I've never come across specifics of what Compile[]
specifically does.
That said, a definition re: programming languages in general provides some insight/understanding:
Compiling is the transformation from Source Code (human readable) into machine code (computer executable). ... A compiler takes the recipe (code) for a new program (written in a high level language) and transforms this Code into a new language (Machine Language) that can be understood by the computer itself.
Wolfram has developed the Wolfram Language as a very high even meta-level
language.
This provides huge advantages to developers/programers, including: conciseness, clarity, ease of debugging, functional organizational paradigm, and (largely) self-documenting code.
In past conversations, with Wolfram staff, they have describe a process of developing Mathematica functions in C level languages. One would expect Wolfram to compile as much of these efforts as possible into as low a level language as possible.
One always has a trade-off in doing this. Generally the lower level of the language, the faster, BUT the lower level of the language the harder it becomes to modify, debug, and refactor the code.
Observing Wolfram's continuing refactoring of the language, especially in developing more abstract level constructs (e.g., CompiledFunction
objects, TemporalData
objects) leads me to surmise, that this kind of refactoring/abstraction of the language works hand-in-hand with Wolfram compiling more and more of these constructs and related functions to lower and lower levels of a code stack, with the limit of assembler/machine language.
So, Wolfram, has many incentives to compile everything it can compile.
This becomes obvious, when one runs certain speed tests of Mathematica code vs C, C#, or C++ code.
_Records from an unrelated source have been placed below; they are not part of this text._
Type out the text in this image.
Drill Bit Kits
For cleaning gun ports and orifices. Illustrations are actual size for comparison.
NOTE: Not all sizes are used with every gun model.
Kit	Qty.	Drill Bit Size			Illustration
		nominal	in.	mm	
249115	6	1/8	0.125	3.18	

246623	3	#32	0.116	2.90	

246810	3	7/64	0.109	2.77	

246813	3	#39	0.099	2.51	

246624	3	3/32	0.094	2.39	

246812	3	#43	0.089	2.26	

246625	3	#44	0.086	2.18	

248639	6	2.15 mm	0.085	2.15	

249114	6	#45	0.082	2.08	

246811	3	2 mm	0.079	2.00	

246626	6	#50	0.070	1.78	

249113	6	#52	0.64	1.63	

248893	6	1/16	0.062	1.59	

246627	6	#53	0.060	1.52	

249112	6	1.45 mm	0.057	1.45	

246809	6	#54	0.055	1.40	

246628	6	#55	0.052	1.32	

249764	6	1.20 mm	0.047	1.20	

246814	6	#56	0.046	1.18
As often as not, when I've done this, Mathematica code just runs faster.
Of course it doesn't do this in every such speed comparison, but it does it often enough to know that the architects at Wolfram do some very smart things.
Thinking through the above, it become clear why certain custom code can benefit from compiling and why Wolfram makes compiling possible.
A stand alone Mathematica function may run compiled code in the background (and run blazingly fast), but such functions almost invariably have connector code to enable them to interact with other native
Mathematica functions.
When you or I develop custom functions using multiple native
Mathematica functions, then we have an increased high-level language overhead.
One could think that using Compile[]
on a custom function as stripping out any extra/unnecessary high-level language overhead. Doing this can, with a suitable custom function speed up performance considerably.
I am looking for an ELI5 explanation ... I am trying to get more insight to this rather than what I know, which is, because Wolfram code becomes "machine code".
Given its power, why does Mathematica not try to compile code in its own functions? If compilation is used for internal functions, why does having a bunch of Mathematica functions followed by one another become so much slower without compiling?
Here is my ELI5 thought process. All code gets compiled (converted) into machine code. Without this happening the machine doesn't know what to do. The problem is that an interpreted language doesn't know if you're going to use a particular sequence of functions again so it throws away the machine code after using it. When the sequence is encountered again it has to go through the same time-consuming process of converting to machine code. A compiler, turns a whole section of high-level code into the most efficient possible machine code and remembers it. The chunk of machine code is stored with a name and doesn't have to be reinterpreted every time it is encountered.
P.S.
Another aspect of trying to foretell the future is that Mathematica does not know ahead of time how much flexibility is needed. For example, it may have to allow for delaying evaluation of parts of the expression according to the user's input to the function. Mathematica allows for very general forms of input. Compiling may be able to lose this flexibility in return for speed. It can do this by examining the whole of the compiled section and seeing whether flexibility is required or not.